La crisi energetica di cui soffre Gaza da aprile è solo una delle tante tessere del mosaico che compone la lotta intestina più che decennale tra cosche arabe rivali, quella di Fatah e di Hamas. Il megafono solerte dell’Agitprop palestinese con ampie diramazioni internazionali, l’ha, ovviamente attribuita ad Israele. Nulla di cui meravigliarsi. Si tratta, come sempre, di quella vasta saga della criminalizzazione dello stato ebraico di cui si cominciarono a scrivere rapidamente i primi capitoli appena Israele vinse clamorosamente e inaspettatamente la Guerra dei Sei Giorni nel 1967. Da allora molta acqua è passata sotto i ponti, soprattutto acqua maleodorante di marrana, fetido liquame sempre ingrossato, da rovesciare alla bisogna su Israele e gli israeliani. Ne diamo spesso conto, e ancora lo faremo. La realtà, tuttavia, disegna altri scenari, opposti a quelli raccontati, e si capisce che così sia poiché lo scopo della propaganda è quello di invertire l’ordine del vero e di mettere al suo posto un simulacro capovolto. Labor diabolus di grande forza e suggestione.
L’ammanco energetico di Gaza null’altro è se non il frutto di un contenzioso tra Fatah e Hamas su chi debba pagare il conto dell’elettricità, questione assai prosaica, con Hamas che si rifiuta di farlo e Fatah che ritira il proprio contributo finanziario. L’accusato però è Israele, reo di non fornire gratuitamente l’energia a chi preferisce spendere i soldi per pagarla in armamenti e nella costruzione di tunnel sotterranei intesi a fare passare terroristi oltre confine allo scopo di massacrare quanti più ebrei possibili.
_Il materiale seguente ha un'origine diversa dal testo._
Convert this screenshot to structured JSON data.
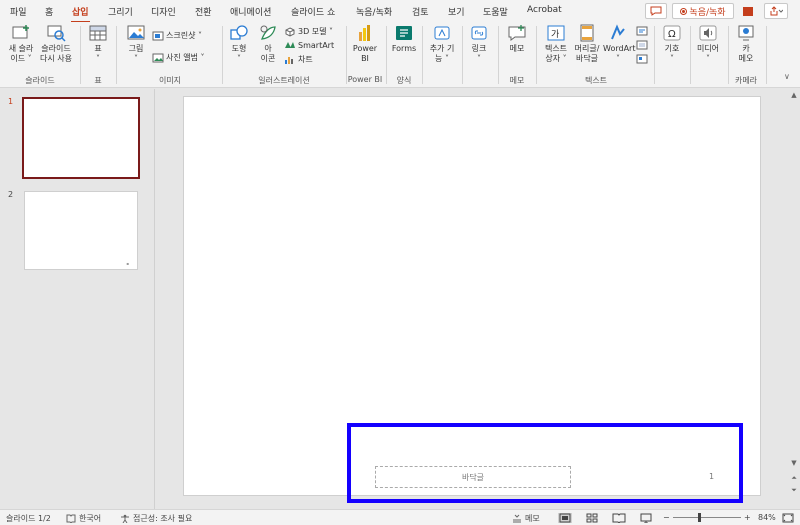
{
  "menu": {
    "tabs": [
      "파일",
      "홈",
      "삽입",
      "그리기",
      "디자인",
      "전환",
      "애니메이션",
      "슬라이드 쇼",
      "녹음/녹화",
      "검토",
      "보기",
      "도움말",
      "Acrobat"
    ],
    "active_tab": "삽입",
    "record_button": "녹음/녹화"
  },
  "ribbon": {
    "groups": {
      "slides": "슬라이드",
      "table": "표",
      "images": "이미지",
      "illustrations": "일러스트레이션",
      "powerbi": "Power BI",
      "forms": "양식",
      "comments": "메모",
      "text": "텍스트",
      "camera": "카메라"
    },
    "buttons": {
      "new_slide_1": "새 슬라",
      "new_slide_2": "이드 ˅",
      "reuse_1": "슬라이드",
      "reuse_2": "다시 사용",
      "table_1": "표",
      "table_2": "˅",
      "pictures_1": "그림",
      "pictures_2": "˅",
      "screenshot": "스크린샷 ˅",
      "photo_album": "사진 앨범 ˅",
      "shapes_1": "도형",
      "shapes_2": "˅",
      "icons_1": "아",
      "icons_2": "이콘",
      "model3d": "3D 모델 ˅",
      "smartart": "SmartArt",
      "chart": "차트",
      "powerbi_1": "Power",
      "powerbi_2": "BI",
      "forms": "Forms",
      "addins_1": "추가 기",
      "addins_2": "능 ˅",
      "link_1": "링크",
      "link_2": "˅",
      "comment": "메모",
      "textbox_1": "텍스트",
      "textbox_2": "상자 ˅",
      "headerfooter_1": "머리글/",
      "headerfooter_2": "바닥글",
      "wordart_1": "WordArt",
      "wordart_2": "˅",
      "symbols_1": "기호",
      "symbols_2": "˅",
      "media_1": "미디어",
      "media_2": "˅",
      "camera_1": "카",
      "camera_2": "메오"
    }
  },
  "thumbnails": [
    {
      "number": "1",
      "selected": true
    },
    {
      "number": "2",
      "selected": false
    }
  ],
  "slide": {
    "footer_placeholder": "바닥글",
    "page_number": "1"
  },
  "status": {
    "slide_counter": "슬라이드 1/2",
    "language": "한국어",
    "accessibility": "접근성: 조사 필요",
    "notes": "메모",
    "zoom": "84%"
  },
  "colors": {
    "accent": "#c43e1c",
    "highlight_box": "#1400ff",
    "selected_thumb_border": "#7a1a1a"
  }
}
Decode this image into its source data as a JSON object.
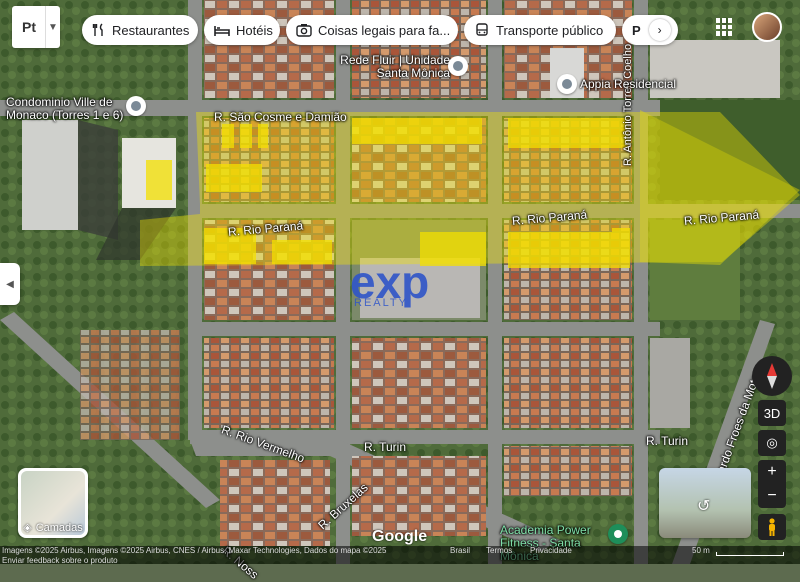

A questo canovaccio si è ora aggiunto il rifiuto di Abu Mazen, di pagare per le spese mediche di quei gazawi i quali vorrebbero curarsi fuori da Gaza, appena 447 quelli autorizzati dall’Autorità Palestinese. Il World Health Organization ha stimato che da giugno a oggi l’apporto finanziario dell’Autorità Palestinese per la sanità a Gaza è diminuito dell’80% rispetto allo stesso periodo dello scorso anno. E non si tratta di penuria finanziaria, le risorse dell’Autorità Palestinese abbondano-soprattutto quando si tratta di stipendiare i terroristi in carcere e le loro famiglie-ma della precisa volontà di Abu Mazen di umiliare Hamas mostrando il suo potere.
Il vero romanzo criminale, quello da scrivere basandosi su un’ampia e circostanziata mole di fatti e documenti, non è su Israele “oppressore” dei palestinesi, ma quello sulle cricche arabe che, ben radicate a Gaza e in Giudea e Samaria, opprimono da decenni la popolazione. Nelle parole di Bassem Eid, in una recente intervista concessa a L’Informale:
“L’obbiettivo principale della leadership palestinese è quello di continuare a tenere i palestinesi in ostaggio a vantaggio del conflitto. Questo è il suo scopo principale. Siamo ostaggi della nostra leadership non di Israele, non dell’occupazione. Si tratta esattamente del contrario”.
Tutto questo è palese per chi è addentro alla realtà mediorientale e non l’abbia sostituita con la fiction dominante che tanto piace a molte cancellerie europee, in cui i palestinesi sarebbero vittime di Israele e non, come sono nei fatti, della loro classe dominante.